Lohnentwicklung 2006 bis 2008: Zwei in vieler Hinsicht verlorene Jahre

Bern (ots)

In Jahren mit guter Konjunktur können
Ungleichgewichte in der Lohnstruktur und sozial bedenkliche 
Lohnentwicklungen einfacher beseitigt werden als in Rezessionsjahren,
weil in den Firmen aufgrund der guten Ertragslage mehr Geld vorhanden
ist. Die nun vorliegenden Ergebnisse der Lohnstrukturerhebung zeigen 
jedoch ein bedenkliches Bild. Vom Aufschwung in den Jahren 2006 bis 
2008 profitiert haben vor allem die Kader und die Männer. Die 
Frauenlöhne sind zurückgeblieben und die Lohnschere hat sich in 
verschiedenen Branchen stark geöffnet. Gegen diese Entwicklungen 
braucht es eine Mindestlohnoffensive und eine systematische 
Überprüfung der Frauenlöhne auf Diskriminierung.
Weitere Öffnung der Lohnschere:
Die gute Konjunktur in den Jahren 2006 bis 2008 hat vor allem bei den
Kadern zu einem starken Anstieg der Gehälter geführt. Diese stiegen 
um 11.5 Prozent, nachdem sie bereits von 2004 bis 2006 
überdurchschnittlich gewachsen waren (+5.4 Prozent). Nach Abzug der 
Teuerung sogar schlechter gestellt ist das Gros der Arbeitnehmenden. 

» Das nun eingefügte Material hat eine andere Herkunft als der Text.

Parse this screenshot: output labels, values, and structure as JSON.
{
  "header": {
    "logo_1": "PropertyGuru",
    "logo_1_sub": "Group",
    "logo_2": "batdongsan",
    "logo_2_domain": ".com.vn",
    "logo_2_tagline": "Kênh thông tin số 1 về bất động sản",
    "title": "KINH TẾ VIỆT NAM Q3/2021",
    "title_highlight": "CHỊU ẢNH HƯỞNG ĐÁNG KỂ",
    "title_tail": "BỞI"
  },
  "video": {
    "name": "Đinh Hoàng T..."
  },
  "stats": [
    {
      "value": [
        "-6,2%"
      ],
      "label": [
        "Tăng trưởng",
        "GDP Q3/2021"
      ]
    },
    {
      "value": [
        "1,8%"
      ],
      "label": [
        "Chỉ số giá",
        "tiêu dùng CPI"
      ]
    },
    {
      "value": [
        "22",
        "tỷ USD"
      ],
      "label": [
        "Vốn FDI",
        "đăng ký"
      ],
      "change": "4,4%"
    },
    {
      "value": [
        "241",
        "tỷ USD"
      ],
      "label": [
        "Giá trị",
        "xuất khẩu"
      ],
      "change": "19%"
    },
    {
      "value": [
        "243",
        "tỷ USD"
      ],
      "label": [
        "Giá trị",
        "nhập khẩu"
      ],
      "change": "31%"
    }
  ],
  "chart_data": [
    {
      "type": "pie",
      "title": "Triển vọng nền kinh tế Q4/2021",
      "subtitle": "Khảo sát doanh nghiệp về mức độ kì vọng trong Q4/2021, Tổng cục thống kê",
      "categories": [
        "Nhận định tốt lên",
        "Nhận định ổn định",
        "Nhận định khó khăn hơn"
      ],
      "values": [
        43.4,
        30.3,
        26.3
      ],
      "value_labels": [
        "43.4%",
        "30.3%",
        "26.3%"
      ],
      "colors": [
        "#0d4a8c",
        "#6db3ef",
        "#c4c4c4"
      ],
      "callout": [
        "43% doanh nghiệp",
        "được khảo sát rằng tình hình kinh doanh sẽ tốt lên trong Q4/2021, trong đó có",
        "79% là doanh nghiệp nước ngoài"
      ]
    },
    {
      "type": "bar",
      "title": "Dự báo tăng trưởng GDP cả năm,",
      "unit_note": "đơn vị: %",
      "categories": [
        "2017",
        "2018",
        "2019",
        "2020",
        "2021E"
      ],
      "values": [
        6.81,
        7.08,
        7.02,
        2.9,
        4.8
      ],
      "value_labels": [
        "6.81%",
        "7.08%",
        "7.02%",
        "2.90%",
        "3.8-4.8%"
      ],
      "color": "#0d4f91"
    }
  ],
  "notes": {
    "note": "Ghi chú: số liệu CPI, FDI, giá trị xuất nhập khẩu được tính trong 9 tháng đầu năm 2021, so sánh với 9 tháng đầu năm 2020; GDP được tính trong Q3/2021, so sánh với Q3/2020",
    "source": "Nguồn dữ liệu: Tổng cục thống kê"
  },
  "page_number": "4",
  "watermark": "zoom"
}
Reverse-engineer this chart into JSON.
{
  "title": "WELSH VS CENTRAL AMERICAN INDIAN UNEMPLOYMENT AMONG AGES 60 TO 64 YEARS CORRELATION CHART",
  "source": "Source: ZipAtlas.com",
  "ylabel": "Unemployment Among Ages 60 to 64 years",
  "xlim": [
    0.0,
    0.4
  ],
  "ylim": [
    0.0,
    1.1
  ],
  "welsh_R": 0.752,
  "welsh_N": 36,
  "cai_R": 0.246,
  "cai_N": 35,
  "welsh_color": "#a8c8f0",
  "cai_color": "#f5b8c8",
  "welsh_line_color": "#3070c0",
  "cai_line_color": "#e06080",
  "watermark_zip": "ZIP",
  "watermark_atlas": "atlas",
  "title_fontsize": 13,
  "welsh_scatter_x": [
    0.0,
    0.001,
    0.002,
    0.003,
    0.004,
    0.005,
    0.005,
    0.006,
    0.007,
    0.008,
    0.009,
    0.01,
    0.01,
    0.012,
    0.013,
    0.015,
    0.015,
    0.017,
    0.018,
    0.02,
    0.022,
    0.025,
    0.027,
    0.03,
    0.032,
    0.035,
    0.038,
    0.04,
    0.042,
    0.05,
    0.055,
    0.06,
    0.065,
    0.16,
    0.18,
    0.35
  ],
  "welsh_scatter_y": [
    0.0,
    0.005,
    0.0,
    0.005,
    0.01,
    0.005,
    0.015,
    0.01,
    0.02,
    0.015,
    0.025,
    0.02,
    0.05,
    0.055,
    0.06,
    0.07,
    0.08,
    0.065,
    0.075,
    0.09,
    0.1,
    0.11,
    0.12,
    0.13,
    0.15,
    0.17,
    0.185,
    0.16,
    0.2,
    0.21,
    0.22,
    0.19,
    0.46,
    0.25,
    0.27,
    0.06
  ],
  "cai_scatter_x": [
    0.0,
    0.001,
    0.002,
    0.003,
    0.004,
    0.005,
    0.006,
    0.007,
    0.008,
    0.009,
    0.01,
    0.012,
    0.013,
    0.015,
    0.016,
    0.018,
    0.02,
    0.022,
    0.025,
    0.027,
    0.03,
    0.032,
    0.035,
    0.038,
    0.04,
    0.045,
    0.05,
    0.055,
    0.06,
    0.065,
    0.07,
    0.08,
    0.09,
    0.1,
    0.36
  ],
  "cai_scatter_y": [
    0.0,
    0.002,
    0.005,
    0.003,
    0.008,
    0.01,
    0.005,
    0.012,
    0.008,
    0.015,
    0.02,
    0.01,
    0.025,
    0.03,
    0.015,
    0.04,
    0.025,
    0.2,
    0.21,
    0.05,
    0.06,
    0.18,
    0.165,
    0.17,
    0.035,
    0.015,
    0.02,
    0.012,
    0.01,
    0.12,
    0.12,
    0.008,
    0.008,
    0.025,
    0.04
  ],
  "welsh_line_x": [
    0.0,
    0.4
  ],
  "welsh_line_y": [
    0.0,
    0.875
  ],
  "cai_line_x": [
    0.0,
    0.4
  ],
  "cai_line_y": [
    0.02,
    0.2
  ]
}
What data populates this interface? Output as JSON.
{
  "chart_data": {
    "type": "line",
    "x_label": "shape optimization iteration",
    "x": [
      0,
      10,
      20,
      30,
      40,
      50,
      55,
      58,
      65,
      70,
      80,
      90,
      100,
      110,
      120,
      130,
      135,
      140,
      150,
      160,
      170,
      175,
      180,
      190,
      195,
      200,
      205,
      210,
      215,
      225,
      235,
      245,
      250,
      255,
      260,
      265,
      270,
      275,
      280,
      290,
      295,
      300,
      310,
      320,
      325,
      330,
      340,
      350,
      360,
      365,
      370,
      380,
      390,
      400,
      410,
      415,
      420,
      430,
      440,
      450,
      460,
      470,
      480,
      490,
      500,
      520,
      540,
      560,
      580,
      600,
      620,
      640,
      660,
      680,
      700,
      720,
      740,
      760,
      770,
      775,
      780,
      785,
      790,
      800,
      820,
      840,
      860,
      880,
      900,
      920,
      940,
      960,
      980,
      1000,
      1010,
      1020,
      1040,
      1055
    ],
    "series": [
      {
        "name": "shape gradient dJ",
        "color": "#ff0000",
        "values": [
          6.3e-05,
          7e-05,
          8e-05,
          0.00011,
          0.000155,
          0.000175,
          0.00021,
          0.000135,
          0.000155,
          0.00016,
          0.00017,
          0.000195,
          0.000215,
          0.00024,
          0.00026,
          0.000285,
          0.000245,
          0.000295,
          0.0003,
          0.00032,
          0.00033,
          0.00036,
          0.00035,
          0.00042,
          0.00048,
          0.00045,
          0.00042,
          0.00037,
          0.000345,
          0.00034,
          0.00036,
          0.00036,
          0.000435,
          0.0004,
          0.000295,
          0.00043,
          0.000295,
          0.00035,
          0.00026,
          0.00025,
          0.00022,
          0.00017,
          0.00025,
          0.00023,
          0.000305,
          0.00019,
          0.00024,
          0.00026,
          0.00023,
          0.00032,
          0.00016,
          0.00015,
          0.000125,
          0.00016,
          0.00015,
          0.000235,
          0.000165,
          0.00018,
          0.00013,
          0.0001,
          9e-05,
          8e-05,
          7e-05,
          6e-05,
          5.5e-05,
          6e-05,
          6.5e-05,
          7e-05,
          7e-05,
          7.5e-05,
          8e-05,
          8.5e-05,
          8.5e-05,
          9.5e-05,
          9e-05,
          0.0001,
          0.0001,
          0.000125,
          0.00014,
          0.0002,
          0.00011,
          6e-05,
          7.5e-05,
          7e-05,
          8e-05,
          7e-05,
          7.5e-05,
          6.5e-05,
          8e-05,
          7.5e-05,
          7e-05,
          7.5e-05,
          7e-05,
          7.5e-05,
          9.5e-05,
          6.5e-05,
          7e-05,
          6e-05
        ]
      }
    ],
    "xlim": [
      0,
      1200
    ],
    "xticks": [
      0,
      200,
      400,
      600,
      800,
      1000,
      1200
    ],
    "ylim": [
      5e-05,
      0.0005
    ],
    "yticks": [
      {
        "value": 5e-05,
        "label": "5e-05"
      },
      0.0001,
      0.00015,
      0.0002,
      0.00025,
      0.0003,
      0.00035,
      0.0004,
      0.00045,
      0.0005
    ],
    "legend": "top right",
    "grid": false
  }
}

Beschäftigte ohne Kaderfunktion beispielsweise hatten 2008 real sogar
0.5 Prozent weniger Lohn als 2006. Die Schere zwischen den 
Kadersalären und den Löhnen der Mehrheit der Arbeitnehmenden in der 
Schweiz hat sich markant geöffnet.
In einigen Branchen ist das ganz ausgeprägt. Die Chefs haben 
zugelangt, während das Personal sogar weniger Lohn erhält. So zum 
Beispiel bei den Banken. Während die Kaderlöhne um deutlich über 30 
Prozent gestiegen sind, verdiente die Mehrheit der normalen 
Bankangestellten 2008 sogar rund 80 Franken weniger als im Jahr 2006.
Ein ähnliches Bild ergibt sich in der Branche "Landverkehr" (SBB und 
anderer öffentlicher Verkehr, Strassenverkehr): Die Kader haben fast 
10 Prozent mehr Lohn, das Personal hingegen 0.1 Prozent weniger. 
Diese Lohnschere haben Bund, Kantone und Gemeinden als Betreiber und 
Besteller des öffentlichen Verkehrs klar mitverschuldet.
Positiver ist das Bild in Branchen, in denen Gesamtarbeitsverträge 
mit Mindestlöhnen existieren. Im Baugewerbe und im Gastgewerbe, aber 
auch im Detailhandel (GAV mit grossen Firmen) konnten die Abstände 
zwischen Kadersalären und dem Gehalt der Beschäftigten ohne 
Kaderfunktion zum Teil sogar verringert werden.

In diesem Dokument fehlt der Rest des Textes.